WORLD> America
Dow drops below 11,000 for 1st time in 2 years
(Agencies)
Updated: 2008-07-12 00:15

The troubles at Fannie Mae and Freddie Mac are just the latest depressing turn in a year-old credit crisis that shows no sign of ending, disappointing stock traders who just months ago who thought the worst was perhaps over.

Global banks and brokerages have scrambled to sell assets and raise capital in an effort to offset nearly $300 billion of write-downs linked to the credit crisis. Citigroup Inc. announced Friday it will sell its German retail banking operation to France's Credit Mutuel for $7.7 billion.

Meanwhile, oil continued its ascent on supply concerns. A barrel of oil vaulted to a record above $147, raising more concerns about the impact of higher prices on inflation and in turn, the overall economy.

The confluence of negative news offset a mostly positive quarterly report from General Electric Co. The conglomerate that owns everything from television network NBC to jet engine plants reported second-quarter profits that met analysts' expectations. However, the outlook across its business lines was mixed.

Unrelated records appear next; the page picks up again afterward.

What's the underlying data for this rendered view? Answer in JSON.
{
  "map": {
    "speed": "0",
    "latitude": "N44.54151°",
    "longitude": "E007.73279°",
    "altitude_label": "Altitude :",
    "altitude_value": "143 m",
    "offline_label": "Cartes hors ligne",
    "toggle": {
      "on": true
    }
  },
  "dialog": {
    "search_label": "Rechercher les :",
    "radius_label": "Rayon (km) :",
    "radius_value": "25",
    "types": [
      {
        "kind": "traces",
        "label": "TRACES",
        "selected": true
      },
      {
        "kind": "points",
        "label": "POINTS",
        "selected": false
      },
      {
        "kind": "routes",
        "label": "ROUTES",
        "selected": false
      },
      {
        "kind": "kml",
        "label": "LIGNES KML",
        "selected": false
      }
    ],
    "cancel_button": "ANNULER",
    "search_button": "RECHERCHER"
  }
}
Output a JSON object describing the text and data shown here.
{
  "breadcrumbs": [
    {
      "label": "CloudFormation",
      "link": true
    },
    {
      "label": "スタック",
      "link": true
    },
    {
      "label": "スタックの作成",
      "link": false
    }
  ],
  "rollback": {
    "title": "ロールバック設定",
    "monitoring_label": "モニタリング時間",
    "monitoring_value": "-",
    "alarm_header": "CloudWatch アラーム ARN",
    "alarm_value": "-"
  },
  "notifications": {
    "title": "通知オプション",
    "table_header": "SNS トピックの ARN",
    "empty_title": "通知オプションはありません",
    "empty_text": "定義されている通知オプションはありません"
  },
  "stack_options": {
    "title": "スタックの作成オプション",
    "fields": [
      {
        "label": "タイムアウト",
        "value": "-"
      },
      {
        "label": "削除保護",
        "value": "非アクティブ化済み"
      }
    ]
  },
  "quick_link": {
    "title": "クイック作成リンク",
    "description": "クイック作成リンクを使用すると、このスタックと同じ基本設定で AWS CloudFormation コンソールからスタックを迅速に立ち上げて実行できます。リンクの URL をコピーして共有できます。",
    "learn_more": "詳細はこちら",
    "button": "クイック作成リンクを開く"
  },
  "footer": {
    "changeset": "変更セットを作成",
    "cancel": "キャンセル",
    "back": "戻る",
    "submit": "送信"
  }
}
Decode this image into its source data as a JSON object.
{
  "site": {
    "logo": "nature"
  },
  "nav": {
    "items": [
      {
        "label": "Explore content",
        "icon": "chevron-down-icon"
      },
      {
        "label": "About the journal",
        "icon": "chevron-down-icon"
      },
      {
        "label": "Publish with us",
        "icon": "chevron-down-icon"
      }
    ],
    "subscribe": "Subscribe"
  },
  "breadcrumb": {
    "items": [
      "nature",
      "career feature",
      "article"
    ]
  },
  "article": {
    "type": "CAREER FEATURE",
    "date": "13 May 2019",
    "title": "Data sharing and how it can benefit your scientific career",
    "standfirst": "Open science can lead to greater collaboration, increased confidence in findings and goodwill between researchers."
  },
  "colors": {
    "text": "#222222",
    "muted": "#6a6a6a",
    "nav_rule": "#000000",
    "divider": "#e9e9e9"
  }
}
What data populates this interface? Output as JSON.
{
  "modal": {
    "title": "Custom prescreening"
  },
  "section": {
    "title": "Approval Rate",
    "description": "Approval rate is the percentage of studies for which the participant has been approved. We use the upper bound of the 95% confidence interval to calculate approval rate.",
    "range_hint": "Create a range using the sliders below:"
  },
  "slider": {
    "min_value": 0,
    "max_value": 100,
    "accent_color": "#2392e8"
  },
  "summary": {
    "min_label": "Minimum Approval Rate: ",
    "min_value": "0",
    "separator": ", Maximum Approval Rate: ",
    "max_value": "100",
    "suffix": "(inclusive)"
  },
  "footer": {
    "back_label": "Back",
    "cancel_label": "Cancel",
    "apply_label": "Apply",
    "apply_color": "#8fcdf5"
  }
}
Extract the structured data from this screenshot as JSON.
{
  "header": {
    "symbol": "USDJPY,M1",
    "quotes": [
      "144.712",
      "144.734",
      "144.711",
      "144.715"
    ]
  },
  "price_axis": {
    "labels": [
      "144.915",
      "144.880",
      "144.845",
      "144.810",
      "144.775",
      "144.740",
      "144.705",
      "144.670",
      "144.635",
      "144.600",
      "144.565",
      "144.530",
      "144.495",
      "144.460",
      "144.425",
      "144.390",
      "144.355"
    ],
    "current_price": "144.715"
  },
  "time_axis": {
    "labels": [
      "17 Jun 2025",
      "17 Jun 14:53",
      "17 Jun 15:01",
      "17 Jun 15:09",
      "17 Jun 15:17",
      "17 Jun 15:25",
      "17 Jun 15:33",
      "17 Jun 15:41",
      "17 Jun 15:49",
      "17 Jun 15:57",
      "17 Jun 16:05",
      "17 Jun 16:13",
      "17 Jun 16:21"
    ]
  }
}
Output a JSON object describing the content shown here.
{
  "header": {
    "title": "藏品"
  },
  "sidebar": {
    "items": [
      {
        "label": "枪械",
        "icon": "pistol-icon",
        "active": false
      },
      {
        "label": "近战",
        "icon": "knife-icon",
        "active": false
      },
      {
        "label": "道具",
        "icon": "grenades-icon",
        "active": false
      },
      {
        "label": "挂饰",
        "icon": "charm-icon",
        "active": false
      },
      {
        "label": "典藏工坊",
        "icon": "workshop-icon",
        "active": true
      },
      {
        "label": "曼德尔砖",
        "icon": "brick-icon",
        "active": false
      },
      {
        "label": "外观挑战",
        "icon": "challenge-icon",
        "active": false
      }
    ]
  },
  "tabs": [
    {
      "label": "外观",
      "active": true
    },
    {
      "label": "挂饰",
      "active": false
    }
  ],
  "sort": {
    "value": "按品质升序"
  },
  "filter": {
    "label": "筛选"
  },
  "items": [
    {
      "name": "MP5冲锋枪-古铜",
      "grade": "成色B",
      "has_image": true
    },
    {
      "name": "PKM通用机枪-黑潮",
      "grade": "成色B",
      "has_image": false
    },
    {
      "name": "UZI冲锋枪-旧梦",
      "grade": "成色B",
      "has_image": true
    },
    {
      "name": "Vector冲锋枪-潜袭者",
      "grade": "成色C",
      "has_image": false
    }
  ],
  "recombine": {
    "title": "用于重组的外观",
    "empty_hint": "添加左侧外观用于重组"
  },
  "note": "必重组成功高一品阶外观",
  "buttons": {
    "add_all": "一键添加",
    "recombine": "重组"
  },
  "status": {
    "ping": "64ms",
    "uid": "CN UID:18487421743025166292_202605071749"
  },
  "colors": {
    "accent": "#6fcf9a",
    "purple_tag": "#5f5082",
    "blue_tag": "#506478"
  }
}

"You have two issues, crude popped back up $10 to $11 in the last few days, and that is causing some concern. The second point is the financial services sector, there is concern and speculation that Freddie, Fannie and Lehman won't be around on Monday. That's obviously causing worry," said Phil Orlando, chief equity market strategist at Federated Investors.

In late morning trading, the Dow fell 215.84, or 1.92 percent, to 11,013.18 after having fallen to 10,980.37. It last traded below 11,000 on July 25, 2006.

Broader stock indicators also lost ground. The Standard & Poor's 500 index fell 23.59, or 1.88 percent, to 1,229.80, and the Nasdaq composite index fell 38.15, or 1.69 percent, to 2,219.70.

Light, sweet crude rose $5.08 to $146.73 per barrel on the New York Mercantile Exchange. Behind the rise are concerns about a disruption to tight global supplies amid tensions over Iran's launch of test missiles and the possible renewal of oil-related violence in Nigeria.